About the Innovator
He dived into California car culture when his father, John Gurney, a singer with the Metropolitan Opera, retired in 1947 and moved his family to the city of Riverside. There, the teenaged Gurney soon found himself caught up in California hot rod scene and discovered his enormous talent as a driver. In addition to this gift, Gurney also possessed "the engineering gene," which ultimately led him to be keenly involved in how his cars were set up. Interested in the state of the sport overall, in later years Gurney also played a pivotal role in reshaping American auto racing into the institution we know today.
Despite cutting his teeth as a teenage hot rodder on Utah's Bonneville Salt Flats, Gurney always wanted to be a road racer. His first break came in 1957 when he drove a Ferrari to second place behind established star Carroll Shelby at the Riverside Grand Prix. Impressed, Ferrari importer Luigi Chenitti arranged for Gurney to drive another Ferrari at Le Mans in 1958. By 1959 Gurney was on the Italian manufacturer's Formula One team. Perhaps his most famous win was the 1967 24 Hours of Lemans, world's most important sports car race. Gurney and A.J. Foyt beat the second place Ferrari by 32 miles in a Ford Mark IV. In the midst of the victory celebrations, Gurney famously sprayed the crowd with champagne, starting a racing tradition. After retiring from driving, he continued to shape racing as an innovative manufacturer and influential team owner.
Why He Innovates
Dan Gurney possesses a wide-ranging curiosity and hands-on attitude that has resulted in a number of innovations including the downforce-increasing "Gurney flap." The only American to win a Formula One race in a car he built himself, Gurney also brought British race car builder Colin Chapman and Ford Motor Company together.

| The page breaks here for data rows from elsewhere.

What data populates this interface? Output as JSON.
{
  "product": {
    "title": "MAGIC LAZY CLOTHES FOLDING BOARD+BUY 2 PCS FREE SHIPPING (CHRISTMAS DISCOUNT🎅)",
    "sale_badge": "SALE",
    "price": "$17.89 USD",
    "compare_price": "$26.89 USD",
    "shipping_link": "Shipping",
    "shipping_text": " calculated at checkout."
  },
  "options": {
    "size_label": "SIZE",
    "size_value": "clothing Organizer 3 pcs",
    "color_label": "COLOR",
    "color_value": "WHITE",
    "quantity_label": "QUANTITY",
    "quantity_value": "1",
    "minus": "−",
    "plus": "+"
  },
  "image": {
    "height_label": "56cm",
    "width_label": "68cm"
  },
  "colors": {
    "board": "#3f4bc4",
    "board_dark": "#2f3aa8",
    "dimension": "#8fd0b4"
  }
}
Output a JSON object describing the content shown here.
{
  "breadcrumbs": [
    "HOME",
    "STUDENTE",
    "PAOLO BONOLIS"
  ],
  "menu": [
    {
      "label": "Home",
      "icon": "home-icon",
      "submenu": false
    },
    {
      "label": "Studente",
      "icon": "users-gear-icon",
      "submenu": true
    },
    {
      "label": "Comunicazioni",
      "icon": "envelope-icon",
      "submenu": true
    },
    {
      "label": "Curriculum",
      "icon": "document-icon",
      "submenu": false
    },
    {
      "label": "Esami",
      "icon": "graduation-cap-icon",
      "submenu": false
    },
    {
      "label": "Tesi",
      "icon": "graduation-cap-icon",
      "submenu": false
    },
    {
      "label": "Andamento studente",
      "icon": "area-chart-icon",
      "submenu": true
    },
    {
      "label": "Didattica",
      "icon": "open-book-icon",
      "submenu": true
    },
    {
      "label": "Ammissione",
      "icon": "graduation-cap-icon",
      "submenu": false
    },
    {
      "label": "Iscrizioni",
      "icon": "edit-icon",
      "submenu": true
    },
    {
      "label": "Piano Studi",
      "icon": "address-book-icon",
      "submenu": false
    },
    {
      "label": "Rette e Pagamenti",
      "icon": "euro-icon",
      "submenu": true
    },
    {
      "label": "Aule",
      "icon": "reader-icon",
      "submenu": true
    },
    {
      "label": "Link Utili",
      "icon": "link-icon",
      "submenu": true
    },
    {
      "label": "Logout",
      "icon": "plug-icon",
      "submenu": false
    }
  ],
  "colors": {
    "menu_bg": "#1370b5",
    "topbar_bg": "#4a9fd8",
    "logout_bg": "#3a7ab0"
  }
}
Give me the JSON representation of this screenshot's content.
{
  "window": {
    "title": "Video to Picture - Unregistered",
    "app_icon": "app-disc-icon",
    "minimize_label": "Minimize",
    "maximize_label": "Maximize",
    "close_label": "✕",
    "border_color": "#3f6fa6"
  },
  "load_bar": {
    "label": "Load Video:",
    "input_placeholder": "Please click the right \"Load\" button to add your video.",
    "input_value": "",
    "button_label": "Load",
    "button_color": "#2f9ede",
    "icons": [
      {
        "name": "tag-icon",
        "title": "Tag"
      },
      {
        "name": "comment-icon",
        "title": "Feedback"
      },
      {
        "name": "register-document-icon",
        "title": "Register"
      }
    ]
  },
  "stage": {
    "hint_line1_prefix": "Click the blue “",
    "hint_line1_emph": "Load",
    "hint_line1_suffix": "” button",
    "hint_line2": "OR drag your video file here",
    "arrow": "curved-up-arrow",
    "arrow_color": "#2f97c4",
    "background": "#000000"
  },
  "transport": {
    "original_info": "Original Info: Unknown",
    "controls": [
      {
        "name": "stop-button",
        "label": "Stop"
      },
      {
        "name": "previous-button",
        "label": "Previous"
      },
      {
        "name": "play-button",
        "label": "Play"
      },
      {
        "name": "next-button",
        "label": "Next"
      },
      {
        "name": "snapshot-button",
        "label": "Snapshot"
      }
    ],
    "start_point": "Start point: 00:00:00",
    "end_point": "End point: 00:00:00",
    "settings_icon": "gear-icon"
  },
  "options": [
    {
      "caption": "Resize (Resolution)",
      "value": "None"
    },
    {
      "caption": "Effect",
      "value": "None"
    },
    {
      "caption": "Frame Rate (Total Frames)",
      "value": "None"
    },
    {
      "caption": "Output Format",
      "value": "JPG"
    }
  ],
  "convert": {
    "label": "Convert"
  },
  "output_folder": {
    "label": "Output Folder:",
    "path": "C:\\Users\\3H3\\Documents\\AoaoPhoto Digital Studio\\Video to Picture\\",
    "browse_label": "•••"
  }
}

The collaboration produced a Ford-powered Indy 500 winner in 1965. Chapman's Lotus chassis was the first rear engine car to the win the 500, and rear engine cars have won every race since. Although Gurney's California shop, All American Racers, no long produces Eagle race cars, they completed the prototype for the new Delta Wing race car in March 2012. In addition, Gurney continues to apply his talents and skills to the design and production of Alligator Motorcycles.
2014 Edison-Ford Medal Recipient
In 2014, Dan Gurney received the Edison-Ford Medal for Innovation in a ceremony at The Henry Ford. The prize honors individuals who fully leverage the creative, innovative and entrepreneurial spirit that resides in every one of us. Gurney's many accomplishments, first as a driver and later as a designer, builder and team owner, exemplify the character of American ingenuity.
The tribute film, narrated by Brian Williams, premiered on October 29, 2014 during the ceremony at The Henry Ford.